Apoyo de los Estados Unidos a los esfuerzos de México para atender a las desapariciones

A través de la Iniciativa Mérida (un paquete de asistencia multianual y multimillonario para México), la Agencia de los Estados Unidos para el Desarrollo Internacional (USAID) está lanzando una Actividad de Rendición de Cuentas y Derechos Humanos de varios años, que financiará programas por un total de USD$10-24.9 millones. Un componente sustancial de estas actividades será para apoyar a los esfuerzos para atender a las desapariciones, incluso la creación e implementación del Mecanismo Extraordinario.

Estas nuevas actividades son complementarias a los proyectos actuales de USAID para apoyar la implementación de la Ley General y para fortalecer la capacidad de las organizaciones de la sociedad civil y los gobiernos estatales en la búsqueda de personas desaparecidas, la identificación de restos, y la investigación de perpetradores. USAID continuará apoyando el trabajo de otros expertos internacionales, como el Equipo Argentino de Antropología Forense (EAAF) y la Comisión Internacional sobre Personas Desaparecidas (ICMP), que están trabajando con organizaciones de derechos humanos mexicanas e implementando proyectos para fortalecer capacidades a nivel estatal.

Otras agencias estadounidenses también están apoyado los esfuerzos para atender a la crisis de desaparecidas en México. Por ejemplo, el Departamento de Justicia de los Estados Unidos (DOJ) ha administrado los fondos asignados por la Oficina de Narcóticos y Aplicación de la Ley (INL) del Departamento de Estado para proveer equipo forense y capacitación técnica directa a agencias mexicanas. Los Estados Unidos también está apoyando al Banco Nacional de Datos Forenses de la FGR con la tecnología del Sistema de Índice Combinado de ADN (CODIS) de la Oficina Federal de Investigaciones (FBI) para facilitar las comparaciones de ADN.

Mirando hacia el futuro

El gobierno de López Obrador ha tomado medidas fundamentales para implementar la Ley General en Materia de Personas Desaparecidas y para desarrollar un marco integral para brindar respuestas a las decenas de miles de familias que buscan a un ser querido desaparecido, algunos de las cuales han estado buscando durante más de una década. Para tener éxito, este esfuerzo requerirá un compromiso inquebrantable de los funcionarios federales y estatales, incluso después de que la presidencia de López Obrador termine el 30 de septiembre de 2024.
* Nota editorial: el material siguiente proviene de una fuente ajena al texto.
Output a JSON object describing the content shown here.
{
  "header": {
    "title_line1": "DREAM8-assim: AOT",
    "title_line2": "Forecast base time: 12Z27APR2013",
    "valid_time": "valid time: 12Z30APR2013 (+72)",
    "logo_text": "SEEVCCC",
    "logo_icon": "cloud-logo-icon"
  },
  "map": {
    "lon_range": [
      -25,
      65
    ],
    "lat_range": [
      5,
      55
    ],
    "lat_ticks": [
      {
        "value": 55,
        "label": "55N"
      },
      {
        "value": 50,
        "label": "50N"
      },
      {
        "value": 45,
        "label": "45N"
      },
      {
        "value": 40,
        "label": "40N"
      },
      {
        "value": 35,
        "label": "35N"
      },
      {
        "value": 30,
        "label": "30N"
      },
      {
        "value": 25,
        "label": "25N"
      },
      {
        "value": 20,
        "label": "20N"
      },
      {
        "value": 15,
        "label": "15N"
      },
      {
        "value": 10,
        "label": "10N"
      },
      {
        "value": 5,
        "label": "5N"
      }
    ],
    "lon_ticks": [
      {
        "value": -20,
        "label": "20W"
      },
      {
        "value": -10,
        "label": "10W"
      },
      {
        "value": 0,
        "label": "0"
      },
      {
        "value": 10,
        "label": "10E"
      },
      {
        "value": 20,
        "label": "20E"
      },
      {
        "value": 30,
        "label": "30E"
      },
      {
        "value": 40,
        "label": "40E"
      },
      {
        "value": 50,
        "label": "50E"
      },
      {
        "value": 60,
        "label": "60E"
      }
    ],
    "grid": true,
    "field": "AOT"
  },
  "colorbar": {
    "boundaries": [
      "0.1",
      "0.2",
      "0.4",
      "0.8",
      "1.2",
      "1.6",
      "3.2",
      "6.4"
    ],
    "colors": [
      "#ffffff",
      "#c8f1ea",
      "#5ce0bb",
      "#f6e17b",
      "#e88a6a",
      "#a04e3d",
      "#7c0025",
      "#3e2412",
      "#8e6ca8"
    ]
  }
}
Dada la magnitud de esta crisis, el progreso probablemente será lento, y no se deben pasar por alto las pequeñas victorias a nivel local. A medida que las iniciativas de la CNB avanzan y el Mecanismo Extraordinario toma forma, medir el éxito debe ir más allá de contar la cantidad de fosas encontradas o la cantidad de restos identificados. El progreso también debe medirse por los esfuerzos para aumentar el personal y los recursos financieros de las fiscalías estatales, las comisiones estatales de búsqueda y otras agencias relevantes, así como asegurar el apoyo y monitoreo internacional.
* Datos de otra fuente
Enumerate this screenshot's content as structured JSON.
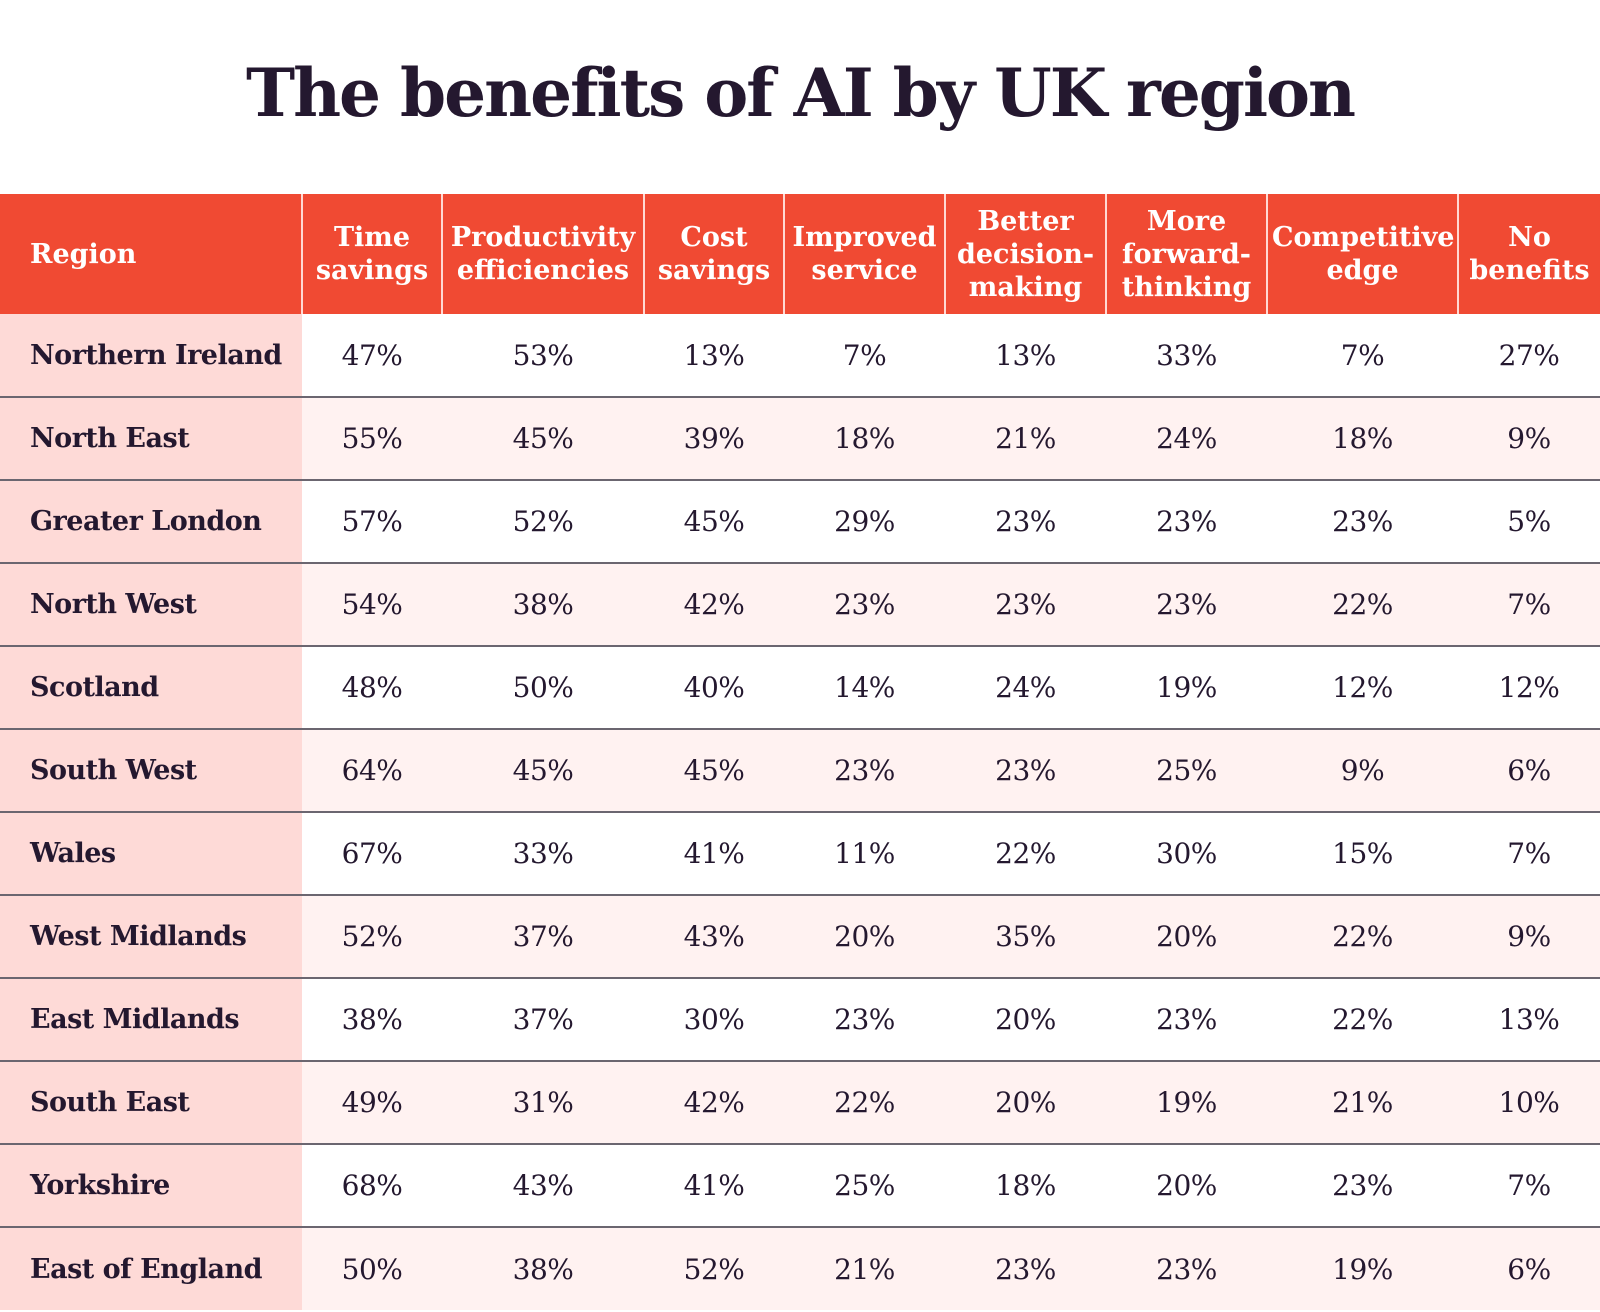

La FGR y las fiscalías estatales también deben hacer su parte, no solo por apoyar los esfuerzos de búsqueda e identificación, sino también por redoblar los trabajos para investigar y sancionar los responsables de casos de desaparición, incluyendo a funcionarios públicos involucrados en varios casos. Llevar la verdad a las familias de personas desaparecidas debe irse a la mano con llevar ante la justicia a los responsables.